Well they're packed pretty tight in here tonight
I'm looking for a dolly who'll see me right
I may use a little muscle to get what I need
I may sink a little drink and shout out "She's with me!"


As the party wound down, I kept trying to find excuses to leave, but kept getting sucked into conversations I naturally, wanted to be sucked in. I like to talk. I like to listen to other people talking. And everyone kept saying just nice things to me. "I love your hair!" "I love the DeLorean T-shirt!" "I loved the article!" and since I'd had four beers at this point, I'd completely lost that part of me that won't let me accept praise. Sure, I smile and nod like I'm accepting your praise, Bakersfield. But when I'm sober what I'm really thinking is, "You think I'm a dork." Never mind you just said you wanted to have my babies or you're trying to drunkenly make-out with me. I'm thinking, "I have negative $3 in my checking account and I shop at Target. Why are you even talking to me?"

I had a guy volunteer to be my "friend." He was ... not my type. After I kept giving him the universal "NOT INTERESTED" symbol he got the point.

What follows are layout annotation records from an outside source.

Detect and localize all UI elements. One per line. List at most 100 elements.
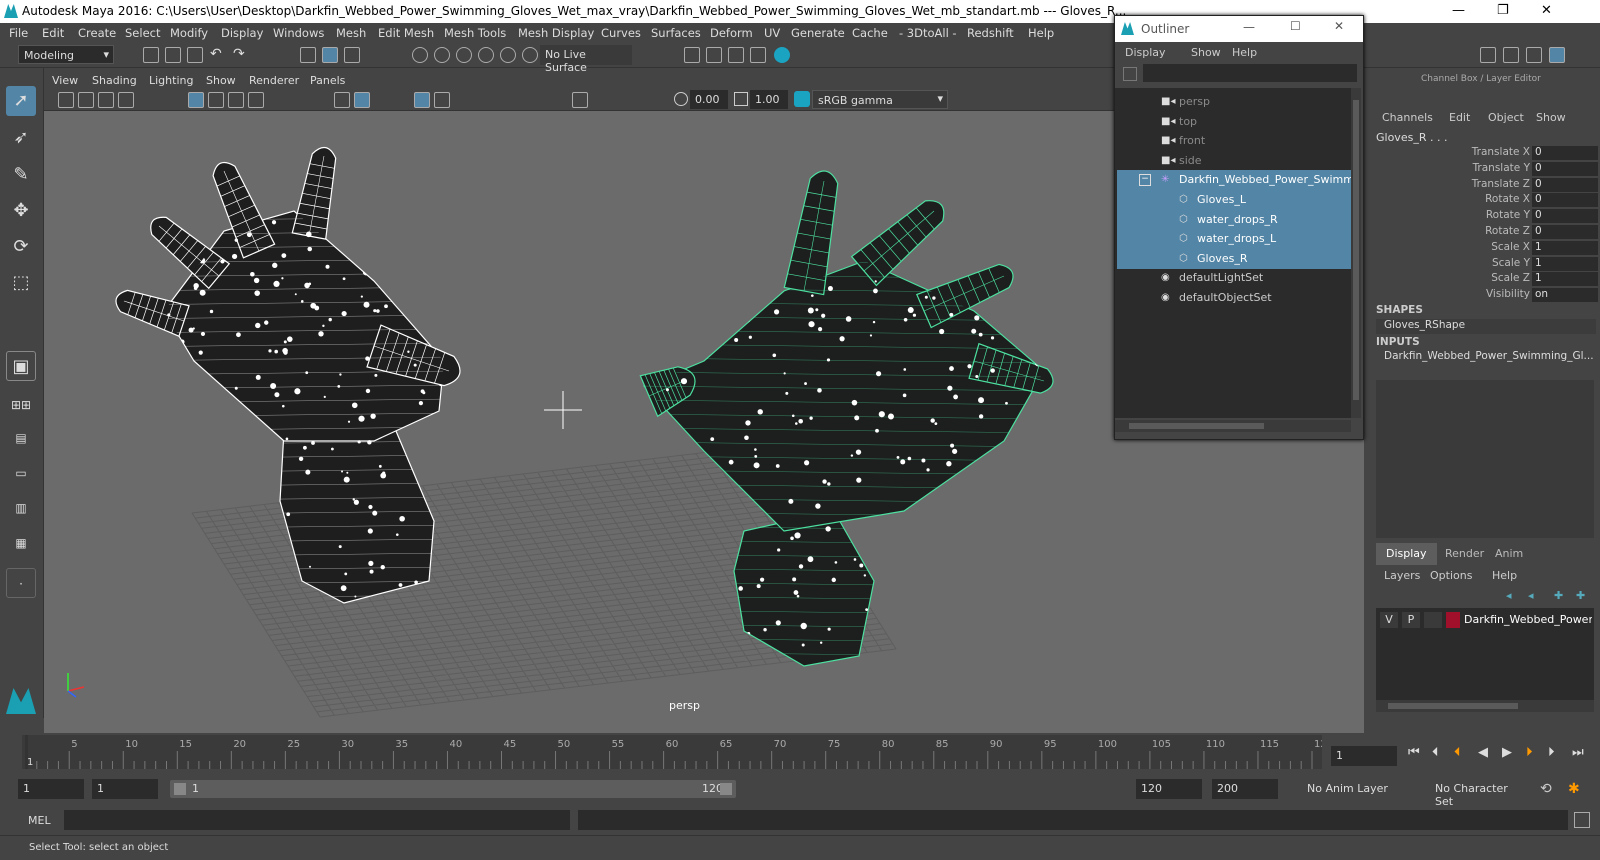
layer-menu-options[interactable]: Options — [1430, 569, 1472, 582]
channel-label[interactable]: Scale X — [1491, 241, 1530, 253]
select-component-icon[interactable] — [344, 47, 360, 63]
film-gate-icon[interactable] — [208, 92, 224, 108]
mode-dropdown[interactable]: Modeling ▾ — [18, 45, 114, 64]
channel-label[interactable]: Rotate Y — [1486, 209, 1530, 221]
maximize-button[interactable]: ❐ — [1497, 3, 1509, 18]
menu-uv[interactable]: UV — [764, 26, 780, 40]
close-button[interactable]: ✕ — [1541, 3, 1552, 18]
outliner-item[interactable]: ⬡ Gloves_L — [1117, 190, 1351, 210]
select-hierarchy-icon[interactable] — [300, 47, 316, 63]
channel-value-field[interactable]: 0 — [1532, 177, 1598, 192]
toggle-attribute-editor-icon[interactable] — [1503, 47, 1519, 63]
open-scene-icon[interactable] — [165, 47, 181, 63]
channel-row[interactable]: Rotate X0 — [1370, 193, 1600, 209]
exposure-icon[interactable] — [674, 92, 688, 106]
outliner-vertical-scrollbar[interactable] — [1351, 88, 1361, 418]
new-layer-selected-icon[interactable]: ✚ — [1576, 589, 1585, 602]
viewport-menu-lighting[interactable]: Lighting — [149, 74, 193, 87]
menu-file[interactable]: File — [9, 26, 28, 40]
playback-end-field[interactable]: 120 — [1136, 779, 1202, 799]
live-icon[interactable] — [522, 47, 538, 63]
channel-label[interactable]: Rotate Z — [1485, 225, 1530, 237]
uv-layout-icon[interactable]: ▦ — [6, 528, 36, 558]
time-ruler[interactable]: 5 10 15 20 25 30 35 40 45 50 55 60 65 70 75 80 85 90 95 100… — [22, 735, 1333, 769]
outliner-item[interactable]: ⬡ water_drops_L — [1117, 229, 1351, 250]
smooth-shade-icon[interactable] — [354, 92, 370, 108]
menu-mesh-tools[interactable]: Mesh Tools — [444, 26, 506, 40]
channel-menu-channels[interactable]: Channels — [1382, 111, 1433, 124]
menu-edit-mesh[interactable]: Edit Mesh — [378, 26, 434, 40]
channel-label[interactable]: Rotate X — [1485, 193, 1530, 205]
range-slider-bar[interactable]: 1 120 — [170, 780, 736, 798]
hypershade-layout-icon[interactable]: ▥ — [6, 493, 36, 523]
outliner-item[interactable]: ■◂ side — [1117, 151, 1351, 171]
menu-mesh-display[interactable]: Mesh Display — [518, 26, 594, 40]
color-space-dropdown[interactable]: sRGB gamma ▾ — [812, 90, 948, 109]
layer-horizontal-scrollbar[interactable] — [1376, 700, 1594, 712]
viewport-menu-show[interactable]: Show — [206, 74, 236, 87]
wireframe-icon[interactable] — [334, 92, 350, 108]
channel-label[interactable]: Translate Z — [1472, 178, 1530, 190]
camera-attributes-icon[interactable] — [78, 92, 94, 108]
viewport-menu-renderer[interactable]: Renderer — [249, 74, 299, 87]
toggle-modeling-toolkit-icon[interactable] — [1480, 47, 1496, 63]
render-frame-icon[interactable] — [706, 47, 722, 63]
glove-right-mesh[interactable] — [639, 170, 1054, 667]
isolate-select-icon[interactable] — [572, 92, 588, 108]
layer-visibility-toggle[interactable]: V — [1380, 612, 1398, 628]
outliner-close-button[interactable]: ✕ — [1334, 19, 1344, 33]
graph-layout-icon[interactable]: ▭ — [6, 458, 36, 488]
outliner-search-input[interactable] — [1143, 64, 1357, 82]
snap-grid-icon[interactable] — [412, 47, 428, 63]
menu-deform[interactable]: Deform — [710, 26, 753, 40]
outliner-vscroll-thumb[interactable] — [1353, 100, 1359, 400]
step-forward-key-icon[interactable]: ⏵ — [1526, 745, 1533, 760]
new-scene-icon[interactable] — [143, 47, 159, 63]
play-forwards-icon[interactable]: ▶ — [1502, 745, 1512, 760]
animation-preferences-icon[interactable]: ✱ — [1568, 781, 1580, 797]
channel-label[interactable]: Translate X — [1472, 146, 1530, 158]
undo-icon[interactable]: ↶ — [210, 46, 222, 62]
menu-modify[interactable]: Modify — [170, 26, 208, 40]
outliner-item[interactable]: ◉ defaultLightSet — [1117, 268, 1351, 288]
viewport-menu-panels[interactable]: Panels — [310, 74, 345, 87]
channel-value-field[interactable]: 1 — [1532, 240, 1598, 255]
mel-input[interactable] — [64, 810, 570, 830]
move-layer-down-icon[interactable]: ◂ — [1528, 589, 1534, 602]
auto-key-icon[interactable]: ⟲ — [1540, 781, 1552, 797]
ipr-render-icon[interactable] — [728, 47, 744, 63]
four-view-layout-icon[interactable]: ⊞⊞ — [6, 390, 36, 420]
outliner-layout-icon[interactable]: ▤ — [6, 423, 36, 453]
channel-value-field[interactable]: 0 — [1532, 209, 1598, 224]
layer-hscroll-thumb[interactable] — [1388, 703, 1518, 709]
channel-row[interactable]: Rotate Z0 — [1370, 225, 1600, 241]
gate-mask-icon[interactable] — [248, 92, 264, 108]
channel-value-field[interactable]: 0 — [1532, 146, 1598, 160]
new-layer-icon[interactable]: ✚ — [1554, 589, 1563, 602]
scene-end-field[interactable]: 200 — [1212, 779, 1278, 799]
channel-value-field[interactable]: 1 — [1532, 256, 1598, 271]
tab-anim[interactable]: Anim — [1485, 543, 1533, 565]
menu-redshift[interactable]: Redshift — [967, 26, 1014, 40]
live-surface-field[interactable]: No Live Surface — [540, 45, 632, 74]
outliner-item[interactable]: ⬡ Gloves_R — [1117, 248, 1351, 269]
minimize-button[interactable]: — — [1452, 3, 1465, 18]
exposure-field[interactable]: 0.00 — [690, 90, 728, 109]
channel-row[interactable]: Visibility on — [1370, 288, 1600, 304]
save-scene-icon[interactable] — [187, 47, 203, 63]
range-start-handle[interactable] — [174, 783, 186, 795]
select-tool-icon[interactable]: ➚ — [6, 86, 36, 116]
move-layer-up-icon[interactable]: ◂ — [1506, 589, 1512, 602]
menu-mesh[interactable]: Mesh — [336, 26, 366, 40]
channel-value-field[interactable]: 0 — [1532, 161, 1598, 176]
script-editor-icon[interactable] — [1574, 812, 1590, 828]
channel-row[interactable]: Scale Z1 — [1370, 272, 1600, 288]
channel-row[interactable]: Scale X1 — [1370, 240, 1600, 257]
layer-menu-help[interactable]: Help — [1492, 569, 1517, 582]
layer-type-toggle[interactable] — [1424, 612, 1442, 628]
channel-value-field[interactable]: 0 — [1532, 225, 1598, 239]
layer-row[interactable]: V P Darkfin_Webbed_Power — [1380, 612, 1592, 630]
menu-select[interactable]: Select — [125, 26, 160, 40]
outliner-item[interactable]: ■◂ front — [1117, 131, 1351, 151]
resolution-gate-icon[interactable] — [228, 92, 244, 108]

"You don't look like you're looking for a friend," he cooed in what I can only describe as the gayest gay black guy voice ever. What does the gayest gay black guy voice sound like? Well, it's hard to tell since the voice really has nothing to do with actual homosexuality or race, but involves lots of helium and slang.

"No. I'm not," I said.

And then he scurried away.

A couple of the sound that I really like
Are the sounds of a switchblade and a motorbike
I'm a juvenile product of the working class
Whose best friend floats in the bottom of a glass


The high point of the evening (for me personally) was dancing to Violent Femme's "Blister In the Sun" and being playfully smooched repeatedly by an extremely happy/tipsy Justin Zachary. In all fairness, once I realized he was giving out free kisses I basically jumped in the line of fire, but c'mon. I have nothing. Let me have this.

It was a natural progression. We went from shaking hands to hugging to a kiss on the cheek to "we're best friends!" kiss on the lips in a four hour span. Of course my motives were duplicitous, but then I'm the girl who does nothing, so the duplicity consisted of using this as fodder to write about. I mean, I was slightly inebriated and all giggly and all I could think about was "I have to put this in the BLOG! I'm TOTALLY WRITING ABOUT THIS!"

The incident made me think of how every time I saw Robert Spinzo he became more affectionate just because he was one of those SUPER affectionate people, that by the third time I met him we'd moved to wet sloppy kiss-on-the-cheek status and I wondered, "What next on the fourth meeting? Frenching?"

But for some reason something about me says, "I'm huggable!" And ... well, it's true. But I'm not going to start kissing you all "hello and good-bye, Bakersfield" because I'm the sort of woman who adapts to how you look to do your greetings! If you shake hands, I'll shake your hand. If you hug, I'll hug you back. If you kiss on the cheek, I'll kiss you back. If you're going to kiss me playfully on the lips? Well, be pretty or charming or buy me some damn dinner first because I might slap you.

I mean, really. I'll totally knee you in the groin. It's not that kind of party.

------------------------
Dude, if you didn't know those song lyrics, that's sad. It's totally "Saturday Night's Alright (For Fighting)" by Elton John.

3 Comments:

  • At 11:34 AM, Anonymous Anonymous said…

    Is this the Ricky Lake show or what. Your writing is colloquial, faux-liberal basura, yr taste in muzak is lame as well.

    No Din Din, perro 15-20 minutos en el coche a noche, y uno vente?

    ;)

     
  • At 3:59 PM, Blogger Matildakay said…

    I saw a production of Trainspotting in LA back in March of 2002... It was great! Lots of nudity including the full monty! I wonder if it was the same one?

     
  • At 1:52 PM, Anonymous Anonymous said…

    Hey This is Justin B. I just wanted to know that you hit the nail on the head with the "snarky-guy-who-really-cares"! That is totally true. Plus everyone else who has read it agrees. By the way. Lindsay Lohan really does need to eat something.